栽培用語
ナスの自家採種
完熟させたナスの果実から種を取り出し、洗浄・乾燥・保存して次作へつなぐ方法。
定義
ナスの自家採種は、食用より長く株に残して完熟させた果実から種子を取り出し、水洗い、乾燥、保存まで行う一連の作業です。採る果実の選定から翌年の播種までを記録し、品種の特徴を次作へつなぐことを目的とします。
主な工程
- 採種果の選定:品種らしい形や色を持ち、健全に育った株の果実を残します。
- 完熟と追熟:黄褐色になって軟らかさが出るまで待ち、収穫後は雨の当たらない日陰で追熟します。
- 水洗い:軟らかい果肉を水中で崩し、果肉片や浮いた種を除いて沈んだ種を残します。
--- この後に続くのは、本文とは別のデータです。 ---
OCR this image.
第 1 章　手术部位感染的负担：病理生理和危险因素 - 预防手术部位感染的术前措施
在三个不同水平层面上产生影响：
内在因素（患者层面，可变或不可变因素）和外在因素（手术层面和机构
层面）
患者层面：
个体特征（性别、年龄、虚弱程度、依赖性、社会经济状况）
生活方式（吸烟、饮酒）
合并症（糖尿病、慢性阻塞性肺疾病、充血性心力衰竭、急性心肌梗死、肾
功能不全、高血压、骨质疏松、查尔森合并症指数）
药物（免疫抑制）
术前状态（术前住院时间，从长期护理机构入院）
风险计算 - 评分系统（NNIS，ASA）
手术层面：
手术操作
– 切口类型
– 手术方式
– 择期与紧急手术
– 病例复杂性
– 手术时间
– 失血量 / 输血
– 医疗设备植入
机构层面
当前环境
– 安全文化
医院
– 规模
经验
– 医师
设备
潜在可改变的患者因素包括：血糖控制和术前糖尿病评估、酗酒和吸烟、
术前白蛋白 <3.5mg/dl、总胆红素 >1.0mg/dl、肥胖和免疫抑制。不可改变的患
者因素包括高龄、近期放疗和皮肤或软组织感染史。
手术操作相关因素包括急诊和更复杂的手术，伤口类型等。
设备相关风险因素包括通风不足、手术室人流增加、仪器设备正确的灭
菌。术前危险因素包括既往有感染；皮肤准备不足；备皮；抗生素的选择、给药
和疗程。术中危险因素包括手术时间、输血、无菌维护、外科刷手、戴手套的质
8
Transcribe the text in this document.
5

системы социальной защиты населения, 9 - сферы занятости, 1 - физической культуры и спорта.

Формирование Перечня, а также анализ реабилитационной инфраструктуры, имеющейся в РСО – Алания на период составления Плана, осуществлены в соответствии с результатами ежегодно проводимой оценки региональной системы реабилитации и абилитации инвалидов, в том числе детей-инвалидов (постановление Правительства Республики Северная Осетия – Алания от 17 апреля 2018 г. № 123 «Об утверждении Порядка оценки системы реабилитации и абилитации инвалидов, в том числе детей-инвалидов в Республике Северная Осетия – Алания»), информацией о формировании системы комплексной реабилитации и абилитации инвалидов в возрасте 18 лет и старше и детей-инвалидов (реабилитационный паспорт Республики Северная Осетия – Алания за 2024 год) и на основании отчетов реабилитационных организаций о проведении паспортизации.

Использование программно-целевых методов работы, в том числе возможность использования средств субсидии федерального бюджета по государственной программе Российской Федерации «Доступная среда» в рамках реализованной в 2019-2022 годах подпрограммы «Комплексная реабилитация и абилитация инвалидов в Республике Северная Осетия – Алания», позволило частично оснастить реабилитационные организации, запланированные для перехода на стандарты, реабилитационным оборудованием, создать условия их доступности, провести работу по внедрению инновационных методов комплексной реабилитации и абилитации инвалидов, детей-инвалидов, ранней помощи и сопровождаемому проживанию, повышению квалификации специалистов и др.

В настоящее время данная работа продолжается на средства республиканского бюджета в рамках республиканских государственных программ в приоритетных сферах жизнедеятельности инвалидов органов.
- 乾燥と保存:水気を切って十分に乾かし、品種名と採種年月を記した容器で保管します。
成功の判断
食用の若い実から種を取らないこと、洗浄後に湿気を残さないこと、品種名を取り違えないことが基本です。固定種は親の特徴を比較的保ちやすい一方、F1品種の次世代では形質がばらつくため、種袋の表示確認が先になります。